Toute l’histoire d’Haïti est structurellement architecturée par des luttes politiques intestines permanentes, opposant des groupes sociaux porteurs d’intérêts irréconciliables. L’État haïtien ne s’est jamais constitué comme un espace de compromis durable, mais comme un champ de bataille au sens bourdieusien du terme, c’est à dire le pouvoir s’arrache plus qu’il ne se conquiert par la légitimité.
Le XIXᵉ siècle représente l’apogée de cette conflictualité chronique. Il fut le siècle des batailles cyniques, interminables et souvent nihilistes de la classe politique haïtienne. Des tragédies de Sylvain Salnave, renversé puis exécuté dans une logique de vengeance politique implacable. Au régime brutal de Vilbrun Guillaume Sam, dont l’assassinat en 1915 déclencha occasionnellement l’occupation américaine, en passant par les règnes autoritaires de Nord Alexis ou Tirésias Simon Sam, la cruauté dans l’arène politique atteignit des sommets rarement égalés. L’État était conçu non comme un instrument de bien commun, mais comme une propriété privée du vainqueur, un butin à conserver par la force, la terreur et l’exclusion. La violence n’était pas accidentelle : elle constituait le langage systématique du pouvoir.
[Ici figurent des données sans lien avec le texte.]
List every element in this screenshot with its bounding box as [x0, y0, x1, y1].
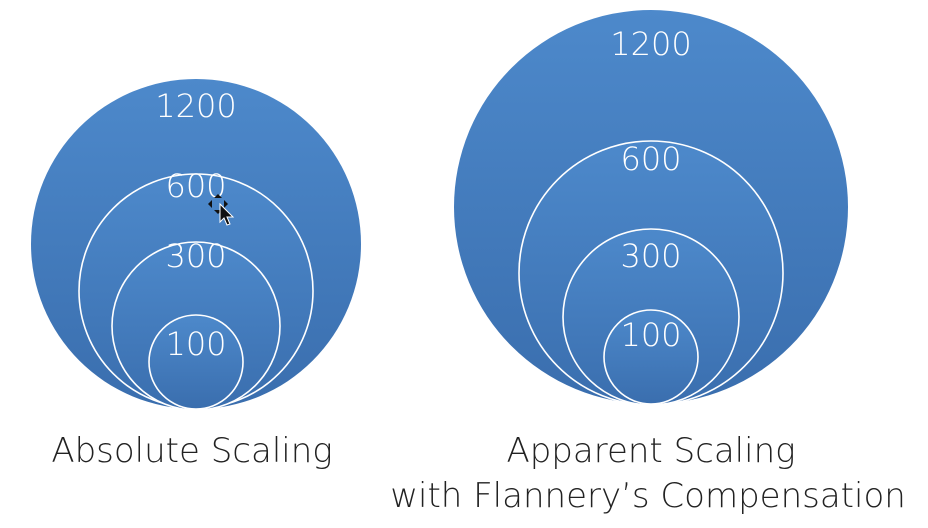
- right-label-1200: 1200: [610, 25, 691, 63]
- left-circle-100: [148, 314, 244, 410]
- right-label-300: 300: [620, 237, 681, 275]
- move-cursor-icon: [208, 194, 235, 226]
- left-label-100: 100: [165, 325, 226, 363]
- left-label-1200: 1200: [155, 87, 236, 125]
- absolute-scaling-caption: Absolute Scaling: [51, 431, 332, 471]
- absolute-scaling-panel: 1200 600 300 100 Absolute Scaling: [31, 79, 361, 471]
- left-label-300: 300: [165, 237, 226, 275]
- apparent-scaling-caption: Apparent Scaling: [506, 431, 795, 471]
- left-label-600: 600: [165, 167, 226, 205]
- right-label-600: 600: [620, 140, 681, 178]
- apparent-scaling-panel: 1200 600 300 100 Apparent Scaling with F…: [390, 10, 906, 516]
- right-label-100: 100: [620, 316, 681, 354]
- right-circle-100: [603, 309, 699, 405]
- flannery-compensation-caption: with Flannery’s Compensation: [390, 476, 906, 516]
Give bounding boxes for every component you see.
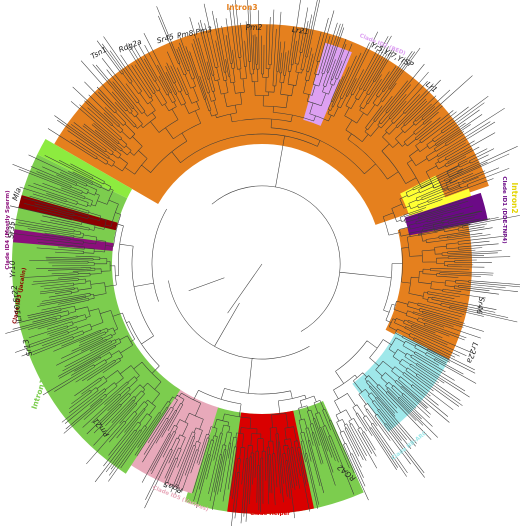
gene-label-lr22a: Lr22a (465, 341, 480, 365)
clade-label-id1: Clade ID1 (DDE-TNP4) (501, 176, 507, 244)
sector-intron3-b (385, 213, 473, 363)
clade-label-intron3: Intron3 (226, 3, 257, 12)
tree-branches (5, 0, 520, 526)
gene-label-sr35: Sr35 (6, 221, 17, 239)
clade-sectors (11, 24, 489, 515)
clade-label-intron1: Intron1 (30, 378, 48, 410)
gene-label-mla: Mla (10, 186, 23, 202)
sector-id4 (13, 229, 114, 251)
gene-label-tsn1: Tsn1 (89, 45, 108, 61)
sector-nb-arc (352, 332, 450, 432)
gene-label-pm2: Pm2 (246, 23, 263, 32)
clade-label-intron2: Intron2 (510, 182, 519, 213)
gene-label-sr13: Sr13 (21, 338, 34, 357)
clade-label-id4: Clade ID4 (Mostly Sperm) (5, 190, 11, 270)
gene-label-yr10: Yr10 (8, 260, 18, 278)
sector-id5 (124, 386, 219, 494)
branch-lines (5, 0, 520, 526)
gene-label-lr21: Lr21 (291, 25, 309, 36)
sector-mla (37, 139, 133, 199)
gene-label-sr46: Sr46 (474, 296, 486, 315)
sector-id2 (303, 42, 352, 126)
clade-label-helper: Clade Helper (250, 511, 290, 517)
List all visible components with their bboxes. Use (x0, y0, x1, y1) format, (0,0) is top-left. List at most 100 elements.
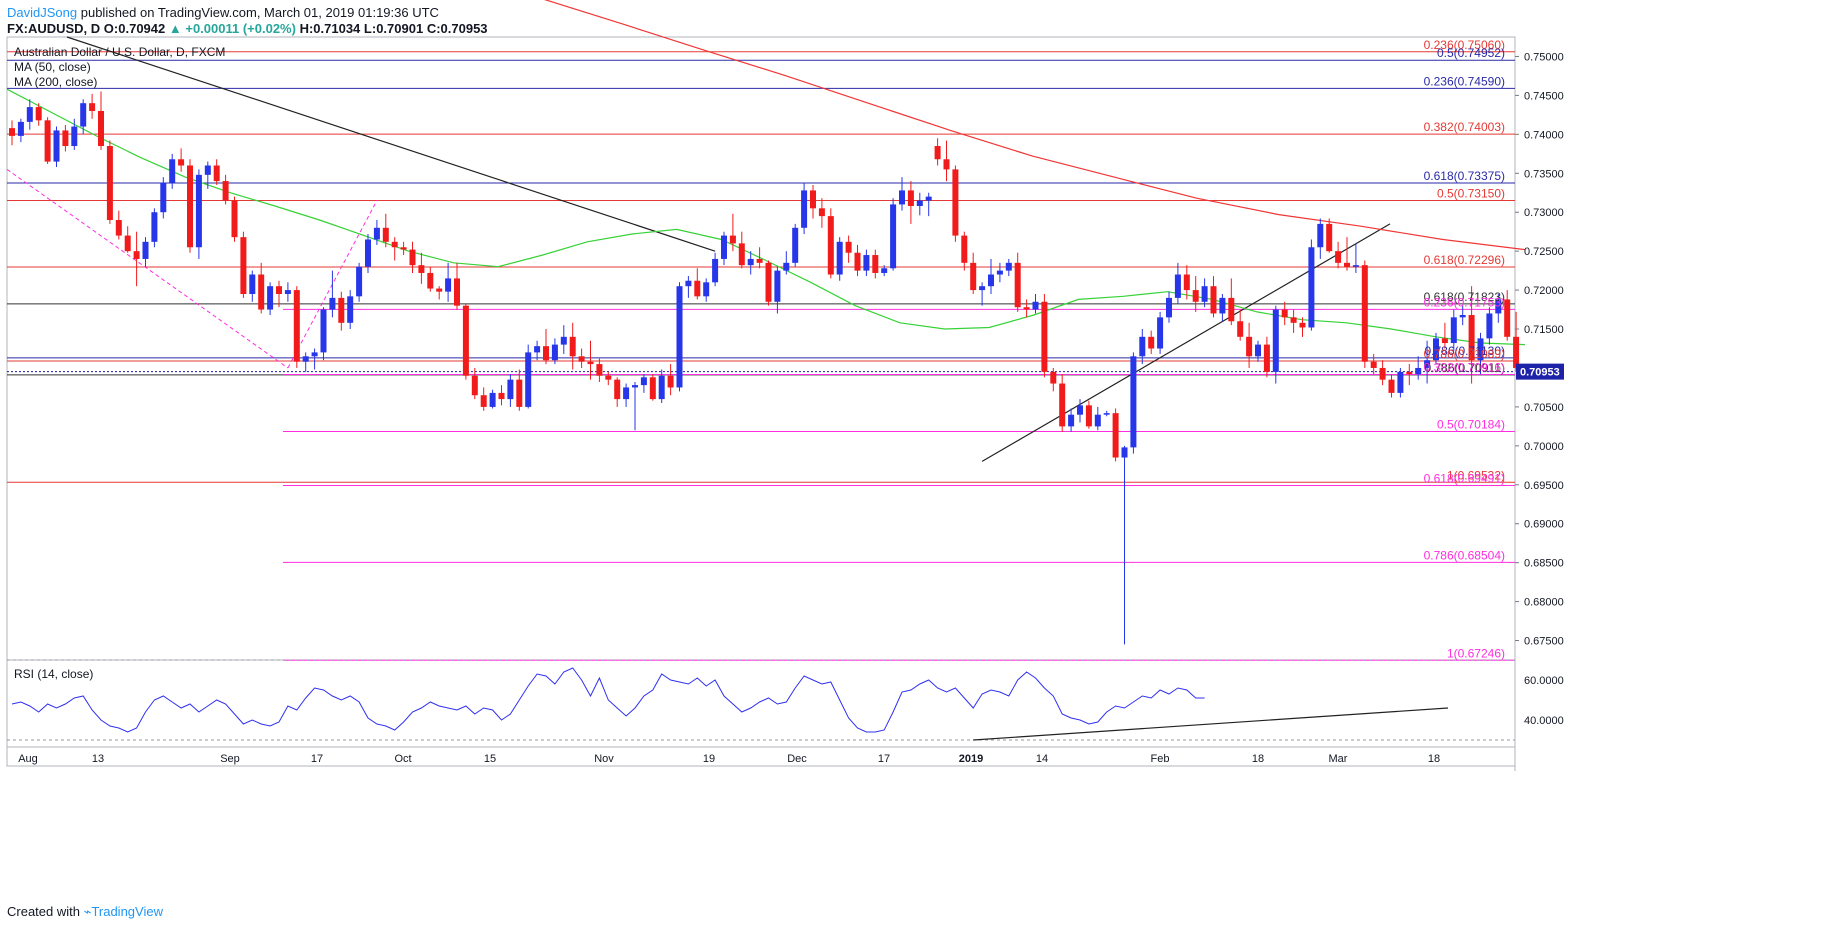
candle-body (1237, 321, 1244, 337)
candle-body (596, 364, 603, 376)
candle-body (792, 227, 799, 263)
downtrend-line (66, 36, 716, 252)
fib-level-label: 0.618(0.71823) (1424, 290, 1505, 304)
candle-body (996, 270, 1003, 275)
candle-body (1406, 371, 1413, 375)
time-tick-label: 2019 (959, 753, 983, 765)
candle-body (1308, 247, 1315, 328)
ohlc-header: FX:AUDUSD, D O:0.70942 ▲ +0.00011 (+0.02… (7, 21, 488, 36)
candle-body (445, 278, 452, 292)
price-tick-label: 0.69500 (1524, 480, 1564, 492)
candle-body (827, 216, 834, 275)
price-tick-label: 0.74000 (1524, 129, 1564, 141)
candle-body (329, 297, 336, 310)
candle-body (925, 196, 932, 201)
candle-body (729, 235, 736, 244)
candle-body (1148, 336, 1155, 349)
candle-body (1157, 317, 1164, 349)
price-tick-label: 0.71500 (1524, 324, 1564, 336)
fib-level-label: 0.5(0.73150) (1437, 187, 1505, 201)
candle-body (151, 212, 158, 242)
time-tick-label: Dec (787, 753, 807, 765)
candle-body (1174, 274, 1181, 298)
fib-level-label: 0.786(0.71130) (1424, 344, 1505, 358)
low-value: 0.70901 (376, 21, 424, 36)
time-tick-label: 18 (1428, 753, 1440, 765)
fib-level-label: 0.786(0.71089) (1424, 347, 1505, 361)
ma50-legend[interactable]: MA (50, close) (14, 60, 91, 74)
fib-level-label: 1(0.67246) (1447, 646, 1505, 660)
candle-body (560, 336, 567, 345)
candle-body (694, 280, 701, 297)
candle-body (276, 286, 282, 294)
candle-body (284, 290, 291, 294)
candle-body (899, 190, 905, 205)
candle-body (1085, 405, 1092, 427)
candle-body (1433, 338, 1439, 361)
fib-level-label: 0.236(0.71753) (1424, 295, 1505, 309)
candle-body (391, 241, 398, 248)
candle-body (160, 182, 167, 213)
time-tick-label: 15 (484, 753, 496, 765)
time-tick-label: Oct (394, 753, 411, 765)
candle-body (649, 377, 656, 400)
candle-body (71, 126, 78, 147)
candle-body (756, 258, 763, 263)
candle-body (640, 377, 647, 386)
candle-body (658, 375, 665, 400)
candle-body (1183, 274, 1190, 291)
candle-body (462, 305, 469, 376)
fib-level-label: 1(0.69532) (1447, 468, 1505, 482)
rsi-tick-label: 40.0000 (1524, 715, 1564, 727)
candle-body (1192, 290, 1199, 302)
author-link[interactable]: DavidJSong (7, 5, 78, 20)
candle-body (106, 146, 113, 221)
high-value: 0.71034 (313, 21, 361, 36)
candle-body (1023, 307, 1030, 310)
candle-body (747, 258, 754, 266)
candle-body (1130, 356, 1137, 448)
candle-body (35, 107, 42, 121)
trendlines (6, 36, 1391, 462)
candle-body (1424, 360, 1431, 368)
candle-body (498, 392, 505, 400)
fib-level-label: 0.5(0.70184) (1437, 418, 1505, 432)
created-with-text: Created with (7, 904, 80, 919)
candle-body (1005, 262, 1012, 271)
price-tick-label: 0.69000 (1524, 519, 1564, 531)
candle-body (1050, 371, 1057, 384)
candle-body (373, 227, 380, 240)
candle-body (1219, 297, 1226, 314)
fib-level-label: 0.236(0.75060) (1424, 38, 1505, 52)
candle-body (302, 356, 309, 362)
candle-body (320, 309, 327, 353)
price-tick-label: 0.72500 (1524, 246, 1564, 258)
ma50-line (6, 88, 1526, 346)
last-price-tag (1516, 363, 1564, 380)
price-tick-label: 0.74500 (1524, 90, 1564, 102)
candle-body (1379, 367, 1386, 380)
candle-body (738, 243, 745, 266)
candle-body (222, 181, 229, 201)
rsi-legend[interactable]: RSI (14, close) (14, 667, 94, 681)
candle-body (801, 190, 808, 228)
candlestick-series (9, 91, 1528, 645)
tradingview-logo-icon[interactable]: ⌁ (83, 904, 92, 919)
candle-body (614, 379, 621, 400)
tradingview-brand[interactable]: TradingView (91, 904, 163, 919)
candle-body (810, 190, 816, 209)
rsi-pane: 60.0000 40.0000 (7, 659, 1564, 741)
time-tick-label: 17 (878, 753, 890, 765)
candle-body (44, 120, 51, 162)
candle-body (667, 375, 674, 388)
time-tick-label: Nov (594, 753, 614, 765)
price-tick-label: 0.73000 (1524, 207, 1564, 219)
candle-body (26, 107, 33, 122)
candle-body (623, 387, 630, 400)
open-label: O: (103, 21, 119, 36)
candle-body (979, 286, 986, 291)
candle-body (187, 165, 193, 248)
ma200-legend[interactable]: MA (200, close) (14, 75, 98, 89)
candle-body (1441, 338, 1448, 344)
Cependant, pendant une longue période, l’implication des puissances occidentales désignées sans euphémisme comme les « Blancs », au sens historique, racial et géopolitique de la domination, demeurait diffuse, indirecte et hypocritement invisible. La souveraineté haïtienne était minée non par des gouverneurs coloniaux, mais par : les réunions feutrées d’ambassades, les notes diplomatiques impératives, les pressions économiques, la gestion de la dette comme instrument de soumission, et la reconnaissance sélective des gouvernements dociles.
La domination se voulait discrète, presque pédagogique, toujours enveloppée dans le discours de la stabilité, de l’ordre et de la civilisation. Elle relevait d’un pouvoir sans visage, mais jamais sans effet.
Aujourd’hui, cette hypocrisie a cédé la place à une ingérence frontale, assumée et systémique. Nous sommes entrés dans l’ère de la diplomatie des sanctions, où la morale internationale devient un outil disciplinaire, et le droit, une arme géopolitique. Qui fait quoi aux intérêts de Qui ? Les sanctions ne sont plus de simples mécanismes de pression : elles constituent désormais une technologie de gouvernement. Un outil d’écartement et de position. Elles décident : qui est politiquement fréquentable,
qui doit être banni de l’espace public, qui peut gouverner sans mandat populaire et qui doit être symboliquement éliminé sans jugement national. Certaines des sanctions sapent sur le passif indiscutable de certains dirigeants corrompus ou corruptibles, qui ,par ces mêmes mécanismes , sont arrivés au plus haut sommet de l’Etat. Il ne s’agit plus d’accompagner Haïti, mais de la mettre sous tutelle politique.
Il ne s’agit plus de coopération, mais de substitution de souveraineté dans un langage plus clair et direct. Fini les mascarades. Plus de temps pour la Verbosité. L’agression est directe. Désormais ,Nous assistons ainsi à un phénomène historique inédit ;une gouvernance extraterritoriale, où les centres de décision réels se situent hors du territoire national, tandis que les institutions haïtiennes sont réduites à des coquilles vides, privées de pouvoir normatif réel.Les élites locales, fragmentées, souvent corrompues ou opportunistes, jouent le rôle de médiateurs subalternes de cette domination, transformant la crise nationale en stratégie individuelle de survie politique. La dépendance devient un capital, la soumission une ressource. La gauche comme la droite c’est du grand bullshitisme: tous en état de servitude.
En conservant la sanction comme recolonisation morale La diplomatie des sanctions, appliquée à Haïti, n’est ni neutre ni vertueuse. Elle constitue une recolonisation politique par la morale, une forme de domination où la violence n’est plus militaire, mais juridique, symbolique et financière. Un État qui ne juge plus ses propres dirigeants, un peuple qui ne décide plus de ses priorités, Une nation dont la gouvernance est arbitrée ailleurs, cesse progressivement d’être souveraine.
L’histoire nous enseigne que la colonisation change de visage, mais jamais de finalité. Après les canons, les dettes ; après les dettes, les ambassades ; après les ambassades, les sanctions et après les sanctions ???La question centrale n’est donc pas : qui est sanctionné ?Mais bien : qui gouverne Haïti aujourd’hui, et au nom de quelle légitimité ?
Tant que cette question restera confisquée par des acteurs extérieurs, la démocratie haïtienne restera un mot creux, et la souveraineté, une fiction administrée.